Бежать ей поэтому хотелось назад, а вовсе не в госпиталь. Сейчас она ненавидела госпиталь — за то, что он так далеко. За то, что идет туда почему-то одна, в темноте, и все равно не может бежать — ни в какую сторону, даже если бы передумала. Ей надо было беречь силы.
В какой-то момент (очень скоро) она потеряла счет времени. Вокруг стало гулко и тихо, стояли пустые машины, и не было никого, ни единого человека, а фары нигде не горели, и женщине из Тойоты вдруг показалось, что госпиталя нет. Что, может, она давно его пропустила — конечно, конечно, она его пропустила, а может, он давно уже снялся с места, как все остальные, неважно — его просто нет. Ее накрыло внезапное одинокое чувство, какое бывает, когда заплываешь в ночную черную воду и больше не видишь огней, не знаешь, где берег. Какое бывает в мучительных снах, когда тебе нужно попасть непременно куда-то — отходит последний поезд, взлетает ракета, вот-вот разрушится мост — и все уже там, а ты опоздала, отстала, причем еще до того, как вышла, тебе ни за что не успеть.

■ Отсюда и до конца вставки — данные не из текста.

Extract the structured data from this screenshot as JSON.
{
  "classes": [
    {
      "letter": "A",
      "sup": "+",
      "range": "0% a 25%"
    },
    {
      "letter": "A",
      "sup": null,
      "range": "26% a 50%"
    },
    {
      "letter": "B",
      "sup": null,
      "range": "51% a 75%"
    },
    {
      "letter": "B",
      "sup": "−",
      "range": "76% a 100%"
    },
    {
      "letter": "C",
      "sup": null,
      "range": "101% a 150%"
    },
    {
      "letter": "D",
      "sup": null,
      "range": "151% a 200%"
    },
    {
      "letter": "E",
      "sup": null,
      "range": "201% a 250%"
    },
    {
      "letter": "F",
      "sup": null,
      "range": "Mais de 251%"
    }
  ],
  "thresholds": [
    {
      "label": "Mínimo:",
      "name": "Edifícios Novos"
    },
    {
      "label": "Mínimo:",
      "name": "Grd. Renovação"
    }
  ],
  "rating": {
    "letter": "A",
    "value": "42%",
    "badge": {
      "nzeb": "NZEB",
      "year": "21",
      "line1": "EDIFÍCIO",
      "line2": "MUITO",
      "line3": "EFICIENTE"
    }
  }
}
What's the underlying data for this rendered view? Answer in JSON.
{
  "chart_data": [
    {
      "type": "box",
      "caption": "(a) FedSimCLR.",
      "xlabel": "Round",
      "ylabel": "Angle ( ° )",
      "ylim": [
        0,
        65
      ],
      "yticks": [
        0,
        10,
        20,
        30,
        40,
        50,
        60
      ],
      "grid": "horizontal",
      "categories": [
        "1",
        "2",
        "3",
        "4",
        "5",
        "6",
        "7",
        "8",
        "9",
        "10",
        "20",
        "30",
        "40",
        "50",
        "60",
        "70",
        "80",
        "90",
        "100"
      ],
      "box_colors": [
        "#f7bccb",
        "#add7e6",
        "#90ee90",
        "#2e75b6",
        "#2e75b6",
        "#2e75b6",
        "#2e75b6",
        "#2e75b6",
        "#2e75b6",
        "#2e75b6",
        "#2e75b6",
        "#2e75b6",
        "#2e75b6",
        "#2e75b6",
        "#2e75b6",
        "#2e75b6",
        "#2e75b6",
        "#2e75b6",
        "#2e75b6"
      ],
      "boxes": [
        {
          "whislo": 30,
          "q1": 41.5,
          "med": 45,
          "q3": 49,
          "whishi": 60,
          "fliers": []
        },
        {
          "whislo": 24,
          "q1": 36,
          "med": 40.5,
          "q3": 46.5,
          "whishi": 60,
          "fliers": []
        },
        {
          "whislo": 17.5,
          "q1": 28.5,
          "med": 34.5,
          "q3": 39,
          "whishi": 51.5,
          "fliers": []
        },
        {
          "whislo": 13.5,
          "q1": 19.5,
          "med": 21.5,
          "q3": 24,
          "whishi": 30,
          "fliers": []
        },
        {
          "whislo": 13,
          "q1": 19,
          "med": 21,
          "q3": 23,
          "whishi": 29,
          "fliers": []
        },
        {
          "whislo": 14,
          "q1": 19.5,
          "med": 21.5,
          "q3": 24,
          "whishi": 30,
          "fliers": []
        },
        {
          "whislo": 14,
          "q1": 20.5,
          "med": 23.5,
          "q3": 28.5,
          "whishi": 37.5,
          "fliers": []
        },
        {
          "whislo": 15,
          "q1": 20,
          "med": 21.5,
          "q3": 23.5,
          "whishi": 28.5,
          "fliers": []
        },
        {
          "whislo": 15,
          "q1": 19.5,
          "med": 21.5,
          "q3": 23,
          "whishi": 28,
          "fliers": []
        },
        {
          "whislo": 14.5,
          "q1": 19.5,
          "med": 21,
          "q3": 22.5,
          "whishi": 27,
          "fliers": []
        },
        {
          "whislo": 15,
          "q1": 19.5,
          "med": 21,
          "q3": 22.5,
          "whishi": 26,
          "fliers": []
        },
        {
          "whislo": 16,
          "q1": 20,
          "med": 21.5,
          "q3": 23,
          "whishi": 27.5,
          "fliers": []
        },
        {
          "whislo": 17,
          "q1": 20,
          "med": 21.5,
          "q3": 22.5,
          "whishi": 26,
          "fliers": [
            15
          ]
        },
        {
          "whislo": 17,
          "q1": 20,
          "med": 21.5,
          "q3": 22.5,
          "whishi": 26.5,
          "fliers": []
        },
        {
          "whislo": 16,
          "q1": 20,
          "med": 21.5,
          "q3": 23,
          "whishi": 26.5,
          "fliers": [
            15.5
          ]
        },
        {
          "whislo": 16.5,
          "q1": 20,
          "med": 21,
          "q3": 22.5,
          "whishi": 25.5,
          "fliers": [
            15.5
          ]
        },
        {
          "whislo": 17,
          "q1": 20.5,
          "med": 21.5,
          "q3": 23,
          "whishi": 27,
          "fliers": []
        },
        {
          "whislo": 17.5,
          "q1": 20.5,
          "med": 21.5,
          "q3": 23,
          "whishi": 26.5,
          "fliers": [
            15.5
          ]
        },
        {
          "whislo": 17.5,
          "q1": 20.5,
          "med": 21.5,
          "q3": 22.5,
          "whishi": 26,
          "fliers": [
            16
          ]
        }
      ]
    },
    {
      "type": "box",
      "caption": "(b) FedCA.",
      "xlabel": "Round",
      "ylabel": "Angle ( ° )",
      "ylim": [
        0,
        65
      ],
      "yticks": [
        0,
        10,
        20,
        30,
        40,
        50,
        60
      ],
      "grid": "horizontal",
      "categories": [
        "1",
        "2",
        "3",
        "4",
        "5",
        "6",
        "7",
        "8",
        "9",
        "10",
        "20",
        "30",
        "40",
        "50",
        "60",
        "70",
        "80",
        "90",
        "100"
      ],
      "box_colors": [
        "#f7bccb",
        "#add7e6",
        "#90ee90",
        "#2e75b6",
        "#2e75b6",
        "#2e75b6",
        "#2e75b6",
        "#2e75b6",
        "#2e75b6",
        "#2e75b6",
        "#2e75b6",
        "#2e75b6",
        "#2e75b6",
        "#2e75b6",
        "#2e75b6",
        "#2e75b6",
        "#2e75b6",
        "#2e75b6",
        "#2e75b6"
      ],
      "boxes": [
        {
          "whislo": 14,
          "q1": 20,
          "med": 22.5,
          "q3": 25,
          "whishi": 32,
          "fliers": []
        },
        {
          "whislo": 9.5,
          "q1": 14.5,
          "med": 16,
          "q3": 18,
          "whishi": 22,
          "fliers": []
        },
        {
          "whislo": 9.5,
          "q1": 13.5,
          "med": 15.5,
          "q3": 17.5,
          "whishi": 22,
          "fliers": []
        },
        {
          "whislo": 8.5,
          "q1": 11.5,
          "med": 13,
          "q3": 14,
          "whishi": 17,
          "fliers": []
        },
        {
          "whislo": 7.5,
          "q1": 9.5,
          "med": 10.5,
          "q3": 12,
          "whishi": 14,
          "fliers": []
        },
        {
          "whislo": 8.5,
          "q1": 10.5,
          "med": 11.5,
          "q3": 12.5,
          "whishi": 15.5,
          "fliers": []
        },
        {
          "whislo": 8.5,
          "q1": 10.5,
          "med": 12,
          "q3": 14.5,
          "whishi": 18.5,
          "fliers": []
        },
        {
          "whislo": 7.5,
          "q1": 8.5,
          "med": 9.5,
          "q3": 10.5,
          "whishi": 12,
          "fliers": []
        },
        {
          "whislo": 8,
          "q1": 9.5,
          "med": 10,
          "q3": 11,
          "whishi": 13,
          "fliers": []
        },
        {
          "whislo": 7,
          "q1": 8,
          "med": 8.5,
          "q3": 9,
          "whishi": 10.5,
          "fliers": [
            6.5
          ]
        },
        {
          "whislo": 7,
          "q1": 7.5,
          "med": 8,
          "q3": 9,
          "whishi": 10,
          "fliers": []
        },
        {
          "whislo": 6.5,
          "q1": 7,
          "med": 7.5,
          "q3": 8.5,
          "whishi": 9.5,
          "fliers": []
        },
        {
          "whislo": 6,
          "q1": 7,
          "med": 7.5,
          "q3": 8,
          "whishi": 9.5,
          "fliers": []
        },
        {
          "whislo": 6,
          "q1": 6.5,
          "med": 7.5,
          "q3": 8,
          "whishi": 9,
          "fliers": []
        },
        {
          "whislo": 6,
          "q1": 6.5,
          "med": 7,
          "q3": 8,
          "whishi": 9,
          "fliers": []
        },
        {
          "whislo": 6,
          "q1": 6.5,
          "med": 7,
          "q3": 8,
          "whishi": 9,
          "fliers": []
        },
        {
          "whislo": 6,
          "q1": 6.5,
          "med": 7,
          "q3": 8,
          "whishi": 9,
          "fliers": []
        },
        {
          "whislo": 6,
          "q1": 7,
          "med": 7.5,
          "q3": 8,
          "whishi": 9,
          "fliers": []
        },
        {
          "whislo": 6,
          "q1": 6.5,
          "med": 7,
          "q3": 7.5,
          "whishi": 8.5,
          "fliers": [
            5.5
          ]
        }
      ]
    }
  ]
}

Тогда она все-таки побежала. На ощупь и задыхаясь, и в легких у нее горело, а под ногами хрустели битые стекла и пластик. С размаху налетела на что-то бедром, упала, расшибла колени и локти и несколько долгих мгновений, пока в голове у нее гудело, была не уверена, что вообще сумеет подняться. И надо ли ей подниматься. Остаться лежать было проще, она так устала, так страшно устала, и если, допустим, сломала бедро — то и ладно, подумала женщина из Тойоты, и ладно, и что. Не могу больше, всё. Не могу я так больше, Митя, не могу, не могу, не мо-гу. А затем поднялась и, хромая, пошла дальше. ВТОРНИК, 8 ИЮЛЯ, 02:14
ВТОРНИК, 8 ИЮЛЯ, 02:14Сантехник Зотов с дробью в позвоночнике был жив и, кажется, спал, как и человек с простреленным боком, и вообще за последний час никто больше не умер. Но прошел этот час в госпитале трудно, потому что молодая роженица с розовыми волосами не кричала больше, не ругала перепуганного мужа, а стонала бессловесно и глухо, с одинаковыми интервалами, и от схваток ее стоны, казалось, никак не зависели. Они были почему-то хуже, чем крики, и ничего, кроме этих стонов, в госпитале уже не слышали. Маленький доктор, от которого многим тут было вообще-то немало пользы, уже добрых двадцать минут сидел только возле нее и таким же выглядел растерянным, как и мальчик-муж. И таким же лишним.
— Покричи, милая, покричи, ничего, все рожали. А давай вот водички, — сказала женщина в бирюзовых кроксах и опять приподняла бутылку, как для младенца.